The effects of the BBQ at the Big House this past weekend are starting to show. Not only did Michigan pick up a commitment from offensive lineman Christian Pace on Monday, but linebacker recruit Ken Wilkins has set an announcement date for next Tuesday.
Pace is a 6’4″, 260 lb. interior lineman from Avon Lake, OH. Rivals has him listed as the #5 offensive center and a 3-star prospect. Pace has been a supposed Michigan lean for a while, and the Wolverines beat out Florida State, Illinois, Iowa, and Michigan State, among others. Pace also has a teammate at Avon Lake High named Dan Schneider, a tight end who has earned offers from Colorado, Florida State, and Pitt, among others. Schneider attended the BBQ and though he doesn’t have an offer from Michigan, he could earn one down the road.
Here’s a weird quote from Rivals’ commitment article:
“As for playing time, they’ve got that real good center – David Molk – but they told me both of their guys will be out of there when I am a freshman and it will be open competition.”
This quote doesn’t make sense. At first glance, it looks like the coaches must be recruiting him as a center. But incumbent starter Molk will be a redshirt sophomore in 2009, meaning he’ll only be a redshirt junior when Pace arrives on campus.
That must mean the Wolverines are recruiting him as a guard, right? Starting guard David Moosman is a fifth year senior and . . . wait a minute . . . Steve Schilling will have one year of eligibility remaining when Pace gets to Ann Arbor.

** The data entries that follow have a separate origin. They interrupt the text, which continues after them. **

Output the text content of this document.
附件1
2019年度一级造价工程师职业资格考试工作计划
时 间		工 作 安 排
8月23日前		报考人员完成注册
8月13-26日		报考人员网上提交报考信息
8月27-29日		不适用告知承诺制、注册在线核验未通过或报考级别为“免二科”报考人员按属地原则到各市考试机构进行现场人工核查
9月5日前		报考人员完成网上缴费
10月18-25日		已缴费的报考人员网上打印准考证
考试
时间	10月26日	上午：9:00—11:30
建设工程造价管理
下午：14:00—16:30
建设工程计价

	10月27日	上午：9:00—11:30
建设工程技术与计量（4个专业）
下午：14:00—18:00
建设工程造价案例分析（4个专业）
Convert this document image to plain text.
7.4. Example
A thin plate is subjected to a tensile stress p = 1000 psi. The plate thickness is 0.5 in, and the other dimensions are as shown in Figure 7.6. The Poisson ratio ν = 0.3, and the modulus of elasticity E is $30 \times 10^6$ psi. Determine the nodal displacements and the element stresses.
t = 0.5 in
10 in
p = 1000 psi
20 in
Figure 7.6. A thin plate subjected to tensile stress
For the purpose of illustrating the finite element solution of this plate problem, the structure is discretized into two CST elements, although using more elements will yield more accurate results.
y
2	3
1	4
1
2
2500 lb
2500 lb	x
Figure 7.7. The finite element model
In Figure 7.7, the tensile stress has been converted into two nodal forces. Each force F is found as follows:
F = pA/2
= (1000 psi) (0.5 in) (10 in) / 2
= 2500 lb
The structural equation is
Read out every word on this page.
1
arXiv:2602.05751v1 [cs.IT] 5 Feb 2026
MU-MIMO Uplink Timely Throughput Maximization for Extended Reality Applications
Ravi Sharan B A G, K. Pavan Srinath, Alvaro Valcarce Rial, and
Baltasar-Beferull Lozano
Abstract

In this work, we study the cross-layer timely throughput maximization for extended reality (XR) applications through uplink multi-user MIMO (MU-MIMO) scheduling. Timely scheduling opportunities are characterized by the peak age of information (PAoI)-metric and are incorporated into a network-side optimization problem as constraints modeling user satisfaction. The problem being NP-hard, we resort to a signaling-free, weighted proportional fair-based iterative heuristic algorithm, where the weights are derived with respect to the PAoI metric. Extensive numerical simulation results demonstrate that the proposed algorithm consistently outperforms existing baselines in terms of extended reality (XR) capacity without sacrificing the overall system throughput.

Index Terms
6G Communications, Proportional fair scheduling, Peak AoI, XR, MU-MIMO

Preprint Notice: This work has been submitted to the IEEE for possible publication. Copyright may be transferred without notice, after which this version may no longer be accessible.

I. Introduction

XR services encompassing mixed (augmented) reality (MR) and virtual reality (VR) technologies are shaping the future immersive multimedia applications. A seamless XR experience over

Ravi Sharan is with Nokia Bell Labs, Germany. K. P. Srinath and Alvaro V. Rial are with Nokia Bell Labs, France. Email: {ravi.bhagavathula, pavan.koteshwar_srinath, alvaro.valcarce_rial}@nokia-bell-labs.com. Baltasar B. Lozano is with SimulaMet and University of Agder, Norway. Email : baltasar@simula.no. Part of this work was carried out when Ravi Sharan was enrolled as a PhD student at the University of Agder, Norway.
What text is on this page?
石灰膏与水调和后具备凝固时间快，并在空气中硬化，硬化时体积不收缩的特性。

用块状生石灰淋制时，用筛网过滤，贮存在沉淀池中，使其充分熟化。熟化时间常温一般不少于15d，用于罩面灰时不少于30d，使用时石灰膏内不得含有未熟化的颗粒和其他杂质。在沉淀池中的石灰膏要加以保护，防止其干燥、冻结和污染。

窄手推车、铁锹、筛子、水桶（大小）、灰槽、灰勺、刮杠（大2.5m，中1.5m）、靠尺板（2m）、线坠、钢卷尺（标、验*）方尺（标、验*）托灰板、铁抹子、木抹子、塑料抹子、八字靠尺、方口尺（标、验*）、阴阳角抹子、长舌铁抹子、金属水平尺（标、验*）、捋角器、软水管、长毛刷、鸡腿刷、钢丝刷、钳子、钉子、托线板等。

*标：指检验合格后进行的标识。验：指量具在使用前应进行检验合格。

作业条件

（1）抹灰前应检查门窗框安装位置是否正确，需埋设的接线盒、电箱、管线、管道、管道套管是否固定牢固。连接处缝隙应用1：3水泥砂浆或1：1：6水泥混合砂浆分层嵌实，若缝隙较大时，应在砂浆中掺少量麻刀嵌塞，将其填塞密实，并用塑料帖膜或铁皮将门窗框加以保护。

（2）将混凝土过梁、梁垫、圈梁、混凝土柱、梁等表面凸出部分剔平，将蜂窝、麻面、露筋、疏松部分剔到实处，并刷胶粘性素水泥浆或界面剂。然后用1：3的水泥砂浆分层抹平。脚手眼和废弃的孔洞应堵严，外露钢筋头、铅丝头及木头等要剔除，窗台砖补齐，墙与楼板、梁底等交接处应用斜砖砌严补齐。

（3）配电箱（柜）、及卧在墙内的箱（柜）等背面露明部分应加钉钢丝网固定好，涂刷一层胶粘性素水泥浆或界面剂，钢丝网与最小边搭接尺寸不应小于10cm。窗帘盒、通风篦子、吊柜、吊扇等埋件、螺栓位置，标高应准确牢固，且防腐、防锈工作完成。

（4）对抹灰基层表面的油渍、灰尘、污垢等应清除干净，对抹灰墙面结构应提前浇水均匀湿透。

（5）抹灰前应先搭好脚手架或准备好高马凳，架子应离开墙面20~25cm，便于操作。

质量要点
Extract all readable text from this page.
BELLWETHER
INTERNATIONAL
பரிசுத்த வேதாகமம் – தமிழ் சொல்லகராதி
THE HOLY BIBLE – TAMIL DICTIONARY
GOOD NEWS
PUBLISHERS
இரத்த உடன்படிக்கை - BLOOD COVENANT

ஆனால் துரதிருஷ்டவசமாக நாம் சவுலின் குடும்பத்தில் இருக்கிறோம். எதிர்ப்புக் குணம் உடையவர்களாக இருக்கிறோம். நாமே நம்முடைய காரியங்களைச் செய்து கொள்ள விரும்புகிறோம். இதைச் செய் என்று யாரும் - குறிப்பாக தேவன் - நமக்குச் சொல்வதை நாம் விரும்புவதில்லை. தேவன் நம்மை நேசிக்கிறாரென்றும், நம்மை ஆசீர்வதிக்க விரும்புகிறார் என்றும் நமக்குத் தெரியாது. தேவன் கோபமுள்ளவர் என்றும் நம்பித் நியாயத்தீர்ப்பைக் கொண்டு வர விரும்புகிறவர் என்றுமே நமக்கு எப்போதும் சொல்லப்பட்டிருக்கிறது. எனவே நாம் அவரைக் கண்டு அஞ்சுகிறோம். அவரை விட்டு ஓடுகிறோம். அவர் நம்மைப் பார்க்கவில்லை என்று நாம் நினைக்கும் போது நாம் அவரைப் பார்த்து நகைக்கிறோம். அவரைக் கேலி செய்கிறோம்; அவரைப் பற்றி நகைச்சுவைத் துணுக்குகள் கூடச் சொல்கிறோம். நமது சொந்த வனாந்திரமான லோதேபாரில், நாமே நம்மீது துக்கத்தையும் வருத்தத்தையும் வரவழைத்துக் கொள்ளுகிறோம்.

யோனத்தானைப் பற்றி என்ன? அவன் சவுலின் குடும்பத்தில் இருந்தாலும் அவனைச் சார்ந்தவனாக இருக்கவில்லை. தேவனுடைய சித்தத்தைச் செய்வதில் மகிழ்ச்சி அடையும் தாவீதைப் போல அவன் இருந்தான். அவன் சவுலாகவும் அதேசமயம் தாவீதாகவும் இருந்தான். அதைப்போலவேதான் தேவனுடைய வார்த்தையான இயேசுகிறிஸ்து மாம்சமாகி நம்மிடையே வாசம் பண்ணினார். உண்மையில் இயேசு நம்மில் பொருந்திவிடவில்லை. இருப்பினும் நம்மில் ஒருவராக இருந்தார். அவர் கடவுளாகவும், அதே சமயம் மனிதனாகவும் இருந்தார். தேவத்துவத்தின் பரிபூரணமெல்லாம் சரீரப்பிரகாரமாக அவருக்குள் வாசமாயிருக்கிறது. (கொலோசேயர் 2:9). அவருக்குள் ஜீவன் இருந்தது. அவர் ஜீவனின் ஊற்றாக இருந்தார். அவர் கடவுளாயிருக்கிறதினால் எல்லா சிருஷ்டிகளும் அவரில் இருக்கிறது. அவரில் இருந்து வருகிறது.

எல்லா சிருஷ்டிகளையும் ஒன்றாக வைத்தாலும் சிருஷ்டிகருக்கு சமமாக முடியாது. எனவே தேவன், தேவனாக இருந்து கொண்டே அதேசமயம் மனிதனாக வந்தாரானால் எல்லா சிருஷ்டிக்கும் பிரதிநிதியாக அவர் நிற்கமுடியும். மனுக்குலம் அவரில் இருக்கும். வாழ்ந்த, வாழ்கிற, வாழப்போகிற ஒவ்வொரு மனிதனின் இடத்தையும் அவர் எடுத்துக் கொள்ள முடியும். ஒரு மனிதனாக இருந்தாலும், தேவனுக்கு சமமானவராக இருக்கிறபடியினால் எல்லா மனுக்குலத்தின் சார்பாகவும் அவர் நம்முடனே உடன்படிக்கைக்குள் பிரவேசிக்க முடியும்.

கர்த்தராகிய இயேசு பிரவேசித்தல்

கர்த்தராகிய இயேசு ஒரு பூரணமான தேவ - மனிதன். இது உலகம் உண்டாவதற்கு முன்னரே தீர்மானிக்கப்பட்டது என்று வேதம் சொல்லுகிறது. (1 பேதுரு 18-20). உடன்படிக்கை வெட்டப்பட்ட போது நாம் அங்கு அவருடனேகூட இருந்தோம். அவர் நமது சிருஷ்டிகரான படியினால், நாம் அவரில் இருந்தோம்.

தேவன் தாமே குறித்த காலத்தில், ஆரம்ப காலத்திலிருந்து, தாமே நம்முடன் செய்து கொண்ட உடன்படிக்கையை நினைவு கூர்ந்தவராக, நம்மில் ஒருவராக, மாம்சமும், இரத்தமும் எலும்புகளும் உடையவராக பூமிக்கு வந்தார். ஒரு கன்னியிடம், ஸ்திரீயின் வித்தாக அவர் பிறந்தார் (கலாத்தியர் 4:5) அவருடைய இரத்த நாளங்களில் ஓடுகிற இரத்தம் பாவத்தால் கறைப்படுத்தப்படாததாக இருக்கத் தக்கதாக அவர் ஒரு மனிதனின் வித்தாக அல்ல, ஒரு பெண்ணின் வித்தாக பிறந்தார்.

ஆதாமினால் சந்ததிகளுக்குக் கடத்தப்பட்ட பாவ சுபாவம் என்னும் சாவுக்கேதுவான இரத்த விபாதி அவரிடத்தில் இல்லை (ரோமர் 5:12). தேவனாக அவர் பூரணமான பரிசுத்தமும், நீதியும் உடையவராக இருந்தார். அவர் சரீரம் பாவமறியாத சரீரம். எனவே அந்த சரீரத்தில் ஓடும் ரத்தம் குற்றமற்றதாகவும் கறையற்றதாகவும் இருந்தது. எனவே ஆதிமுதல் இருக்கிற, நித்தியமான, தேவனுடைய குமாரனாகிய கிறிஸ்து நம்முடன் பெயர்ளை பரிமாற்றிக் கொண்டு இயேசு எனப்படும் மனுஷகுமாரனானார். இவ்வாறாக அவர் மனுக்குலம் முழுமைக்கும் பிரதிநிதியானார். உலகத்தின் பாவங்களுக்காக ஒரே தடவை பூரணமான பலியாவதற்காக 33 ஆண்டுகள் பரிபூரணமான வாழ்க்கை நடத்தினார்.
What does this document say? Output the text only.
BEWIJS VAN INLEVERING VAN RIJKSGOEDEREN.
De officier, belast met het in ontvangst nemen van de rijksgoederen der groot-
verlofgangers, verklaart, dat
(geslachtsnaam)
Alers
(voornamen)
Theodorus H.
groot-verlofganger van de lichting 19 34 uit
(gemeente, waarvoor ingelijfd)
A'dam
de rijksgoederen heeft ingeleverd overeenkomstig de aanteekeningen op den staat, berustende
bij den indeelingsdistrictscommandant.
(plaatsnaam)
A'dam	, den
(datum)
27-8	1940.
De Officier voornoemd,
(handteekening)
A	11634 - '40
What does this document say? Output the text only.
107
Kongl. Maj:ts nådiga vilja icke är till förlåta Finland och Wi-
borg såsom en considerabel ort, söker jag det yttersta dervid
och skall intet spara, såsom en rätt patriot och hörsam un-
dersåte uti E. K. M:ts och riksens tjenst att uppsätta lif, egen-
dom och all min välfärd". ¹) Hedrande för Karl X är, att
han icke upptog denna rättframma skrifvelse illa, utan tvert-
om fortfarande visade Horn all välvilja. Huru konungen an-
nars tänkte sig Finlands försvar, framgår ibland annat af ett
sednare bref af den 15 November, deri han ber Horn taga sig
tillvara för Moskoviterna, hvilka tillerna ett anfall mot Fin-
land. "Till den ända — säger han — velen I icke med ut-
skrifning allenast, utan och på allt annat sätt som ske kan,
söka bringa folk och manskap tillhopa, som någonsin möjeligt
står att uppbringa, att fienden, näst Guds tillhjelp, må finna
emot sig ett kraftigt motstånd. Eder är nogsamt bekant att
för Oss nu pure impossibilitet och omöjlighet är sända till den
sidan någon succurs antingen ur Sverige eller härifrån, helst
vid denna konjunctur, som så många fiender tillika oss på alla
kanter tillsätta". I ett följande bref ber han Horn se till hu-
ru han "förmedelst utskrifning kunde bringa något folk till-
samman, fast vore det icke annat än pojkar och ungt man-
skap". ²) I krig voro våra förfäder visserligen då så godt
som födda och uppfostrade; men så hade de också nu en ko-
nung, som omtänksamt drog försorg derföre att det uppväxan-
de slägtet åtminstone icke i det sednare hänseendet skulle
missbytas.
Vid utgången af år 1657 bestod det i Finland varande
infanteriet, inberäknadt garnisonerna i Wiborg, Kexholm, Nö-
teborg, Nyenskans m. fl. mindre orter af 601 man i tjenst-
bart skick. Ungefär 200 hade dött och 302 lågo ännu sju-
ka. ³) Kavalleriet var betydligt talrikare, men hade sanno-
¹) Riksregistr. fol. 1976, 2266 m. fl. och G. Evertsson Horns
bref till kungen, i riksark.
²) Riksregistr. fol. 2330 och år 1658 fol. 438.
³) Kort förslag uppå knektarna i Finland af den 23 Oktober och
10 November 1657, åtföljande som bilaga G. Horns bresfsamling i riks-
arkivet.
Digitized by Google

Either the coaches were lying, or they meant there would be an open competition when Pace is a redshirt freshman. The latter makes more sense to me. Both Moosman and Schilling will be gone by then, and players like Ricky Barnum, Rocko Khoury, and Quinton Washington will be vying for the starting guard spots. True freshmen rarely play on the offensive line and if Pace truly is 6’4″, he’s a little bit tall for center. So I’m guessing the coaches are looking at him primarily for guard.
Looking at film, he’s athletic enough for guard. He plays tackle in high school, but many top linemen do because it gives them a chance to collapse one whole side of the line. Pace does an excellent job of finishing his blocks; the running back is sometimes seven or eight yards downfield and Pace is still latched onto his man. When he gets a pancake block, he often just lies on top of his man, which is demoralizing for a defensive player. He drives his legs and doesn’t just use his mass to move smaller defenders.
When releasing to the second level, Pace plays a little high. He can probably outmuscle players on the second level, but the problem lies in a lack of agility when linemen get out in open space and play too high. Playing lower will give him more power, but it will also give him a better opportunity to stay in front of those smaller, quicker linebackers. He also needs to work on lower body strength, as he gets stalemated by smaller players at times. But that will certainly be addressed as his body fills out and he enters a college strength and conditioning program.